La trafila è stata quella classica, con lo stile Made in China però: prima si lanciano un po’ di razzi vuoti dicendo che sono test per missili balistici intercontinentali, poi si mandan sù delle sonde automatiche dicendo che sono satelliti spia, poi delle sonde con dentro dei panda dicendo che sono delle cagnette, e infine, dopo aver ucciso senza tanto clamore abbastanza astronauti da capire per quale diavolo di motivo a un certo punto esplodesse tutto, s’invia ufficialmente il primo taikonauta, cosa che è avvenuta nel 2003, con Yang Liwei. (taikonauta è come noi occidentali chiamiamo gli astronauti cinesi, in Cina invece li chiamano yuhangyuan. Questo per dire che chissà quanto c’è da fidarsi di tutti quei corsi di cinese spuntati ovunque).
Il passo successivo è stato, nel settembre 2011, quello di portare in orbita una piccola stazione spaziale, una specie di laboratorio cilindrico di 9 metri per 3 in cui poter alloggiare – le stime sono occidentali – 323 taikonauti. L’agenzia spaziale cinese ha invece deciso per l’estrema comodità, programmando viaggio e permanenza per soli 3 cosmonauti: partenza il 16 giugno 2012, cosmodromo di Jiuquan, gate 23, check-in entro le 19, bagaglio max 20 kilogrammi.
Nonostante fosse prevista una permanenza in orbita per un periodo molto limitato, 13 giorni, i tecnici spaziali cinesi hanno subito evidenziato un problema, e si sono chiesti: se mandiamo su 3 uomini da soli, chissà in che razza di condizioni lasciano la stazione. Si è deciso così di uccidere uno di loro (la notizia non è confermata) e sostituirlo con Liu Yang, la prima donna cinese ad andare nello spazio. La prima in assoluto fu, nel 1963, la russa Valentina Vladimirovna Tereškova, che però aveva i baffi.
I compiti assegnati a Liu Yang naturalmente non si sono limitati alle pulizie e alla gestione della stazione orbitale come qualsiasi brava donna di casa-spaziale.

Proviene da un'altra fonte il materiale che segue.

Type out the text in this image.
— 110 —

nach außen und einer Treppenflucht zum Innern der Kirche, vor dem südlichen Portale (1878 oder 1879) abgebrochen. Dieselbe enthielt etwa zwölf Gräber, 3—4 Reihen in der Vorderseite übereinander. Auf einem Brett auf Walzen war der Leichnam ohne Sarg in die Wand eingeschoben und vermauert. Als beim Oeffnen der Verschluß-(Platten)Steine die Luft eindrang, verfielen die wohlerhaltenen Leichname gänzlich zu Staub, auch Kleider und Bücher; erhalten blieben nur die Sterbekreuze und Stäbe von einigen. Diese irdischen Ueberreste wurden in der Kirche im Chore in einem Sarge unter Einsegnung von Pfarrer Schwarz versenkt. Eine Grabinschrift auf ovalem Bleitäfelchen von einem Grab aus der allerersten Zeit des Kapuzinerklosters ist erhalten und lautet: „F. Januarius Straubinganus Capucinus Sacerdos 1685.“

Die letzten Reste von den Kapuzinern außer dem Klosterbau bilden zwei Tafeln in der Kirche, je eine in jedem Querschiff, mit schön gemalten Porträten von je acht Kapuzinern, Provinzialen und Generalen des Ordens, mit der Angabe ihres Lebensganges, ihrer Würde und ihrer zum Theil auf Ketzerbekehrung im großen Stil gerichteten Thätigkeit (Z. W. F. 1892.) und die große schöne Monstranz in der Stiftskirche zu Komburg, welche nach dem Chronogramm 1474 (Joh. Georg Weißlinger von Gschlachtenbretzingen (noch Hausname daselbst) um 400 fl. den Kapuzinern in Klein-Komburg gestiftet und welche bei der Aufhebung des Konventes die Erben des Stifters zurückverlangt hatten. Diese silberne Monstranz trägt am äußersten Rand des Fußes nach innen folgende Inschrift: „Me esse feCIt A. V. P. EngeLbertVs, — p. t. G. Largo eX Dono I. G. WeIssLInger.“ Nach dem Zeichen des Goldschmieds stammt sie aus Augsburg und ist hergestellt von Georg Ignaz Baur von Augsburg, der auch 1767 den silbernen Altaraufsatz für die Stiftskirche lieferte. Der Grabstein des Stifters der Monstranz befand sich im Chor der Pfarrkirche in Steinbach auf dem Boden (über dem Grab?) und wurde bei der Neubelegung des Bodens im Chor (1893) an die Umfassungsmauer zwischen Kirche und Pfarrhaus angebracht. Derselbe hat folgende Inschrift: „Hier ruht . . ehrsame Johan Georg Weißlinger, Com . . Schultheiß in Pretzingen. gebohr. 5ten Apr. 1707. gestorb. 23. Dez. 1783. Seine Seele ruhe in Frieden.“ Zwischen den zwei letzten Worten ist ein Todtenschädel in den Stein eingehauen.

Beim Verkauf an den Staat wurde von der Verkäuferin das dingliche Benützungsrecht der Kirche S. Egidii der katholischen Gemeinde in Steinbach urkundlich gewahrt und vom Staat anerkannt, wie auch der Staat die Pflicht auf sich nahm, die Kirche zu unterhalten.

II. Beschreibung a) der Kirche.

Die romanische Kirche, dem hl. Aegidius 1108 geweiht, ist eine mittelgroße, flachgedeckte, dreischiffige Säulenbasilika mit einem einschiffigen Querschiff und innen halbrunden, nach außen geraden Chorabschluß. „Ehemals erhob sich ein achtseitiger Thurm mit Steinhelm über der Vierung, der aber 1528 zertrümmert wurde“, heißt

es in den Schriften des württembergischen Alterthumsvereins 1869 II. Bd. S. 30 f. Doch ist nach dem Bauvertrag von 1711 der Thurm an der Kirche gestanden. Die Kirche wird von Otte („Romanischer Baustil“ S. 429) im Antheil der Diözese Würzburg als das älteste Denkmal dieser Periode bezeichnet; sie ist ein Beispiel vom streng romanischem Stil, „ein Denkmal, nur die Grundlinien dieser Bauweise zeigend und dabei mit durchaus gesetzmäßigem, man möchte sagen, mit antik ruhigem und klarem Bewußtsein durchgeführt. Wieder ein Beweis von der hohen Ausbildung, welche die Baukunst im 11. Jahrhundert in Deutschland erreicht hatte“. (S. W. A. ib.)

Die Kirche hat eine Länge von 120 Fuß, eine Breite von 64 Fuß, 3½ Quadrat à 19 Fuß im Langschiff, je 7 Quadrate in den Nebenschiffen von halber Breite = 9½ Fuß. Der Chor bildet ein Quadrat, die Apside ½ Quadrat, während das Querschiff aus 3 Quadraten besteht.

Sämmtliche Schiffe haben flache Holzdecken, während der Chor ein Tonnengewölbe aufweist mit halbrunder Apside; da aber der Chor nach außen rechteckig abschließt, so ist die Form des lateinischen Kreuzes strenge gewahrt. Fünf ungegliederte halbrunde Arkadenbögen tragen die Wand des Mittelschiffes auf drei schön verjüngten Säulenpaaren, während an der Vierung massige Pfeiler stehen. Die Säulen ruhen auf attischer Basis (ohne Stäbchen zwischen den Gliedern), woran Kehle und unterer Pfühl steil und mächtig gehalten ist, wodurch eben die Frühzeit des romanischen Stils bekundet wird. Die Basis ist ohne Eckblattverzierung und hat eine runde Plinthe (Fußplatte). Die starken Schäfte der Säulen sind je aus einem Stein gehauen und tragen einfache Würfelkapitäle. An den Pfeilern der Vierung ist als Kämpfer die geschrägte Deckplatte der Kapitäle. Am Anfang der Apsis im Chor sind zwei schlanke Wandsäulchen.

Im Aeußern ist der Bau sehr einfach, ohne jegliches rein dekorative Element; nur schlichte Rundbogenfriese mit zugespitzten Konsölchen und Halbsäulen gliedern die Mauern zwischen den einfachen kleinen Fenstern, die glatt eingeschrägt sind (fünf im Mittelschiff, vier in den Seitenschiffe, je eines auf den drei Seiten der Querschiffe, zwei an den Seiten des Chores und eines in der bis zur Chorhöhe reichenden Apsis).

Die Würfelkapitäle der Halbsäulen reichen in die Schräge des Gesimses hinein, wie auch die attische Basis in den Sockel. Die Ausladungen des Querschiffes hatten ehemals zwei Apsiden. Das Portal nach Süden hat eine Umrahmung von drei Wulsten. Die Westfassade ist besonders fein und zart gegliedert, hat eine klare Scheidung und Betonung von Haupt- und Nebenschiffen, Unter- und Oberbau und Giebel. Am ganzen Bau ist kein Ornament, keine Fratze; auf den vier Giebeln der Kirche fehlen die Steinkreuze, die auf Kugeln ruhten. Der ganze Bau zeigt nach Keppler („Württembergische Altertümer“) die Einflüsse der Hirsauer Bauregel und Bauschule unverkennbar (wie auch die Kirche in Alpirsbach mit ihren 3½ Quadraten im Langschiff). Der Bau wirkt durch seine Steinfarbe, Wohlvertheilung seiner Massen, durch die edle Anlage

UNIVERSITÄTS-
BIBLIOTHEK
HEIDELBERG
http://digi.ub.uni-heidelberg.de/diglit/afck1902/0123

La sua missione prevedeva infatti una serie di delicati esperimenti scientifici per studiare la fisiologia e la psicologia umane nelle condizioni estreme rappresentate da un soggiorno con angolo cottura nello spazio, come ad esempio: gli squilibri ormonali e i raggi cosmici, la vasodilatazione in assenza di gravità, la gestione della libido, le passeggiate spaziali romantiche.
Al suo rientro, avvenuto il 29 giugno, la taikonauta si è detta molto soddisfatta dell’esito degli esperimenti, e ha ribadito la sua ferma volontà di tornare nuovamente nello spazio, questa volta però con almeno un Roomba.
Il passo successivo della conquista cinese dello spazio è la Luna. Per quella non sono previsti né razzi né navicelle. Il progetto, ancora in fase di studio, prevede di arrivare sul nostro satellite impilando i Cinesi uno sopra l’altro, a mo’ di scaletta. Non tutti però, ché son troppi.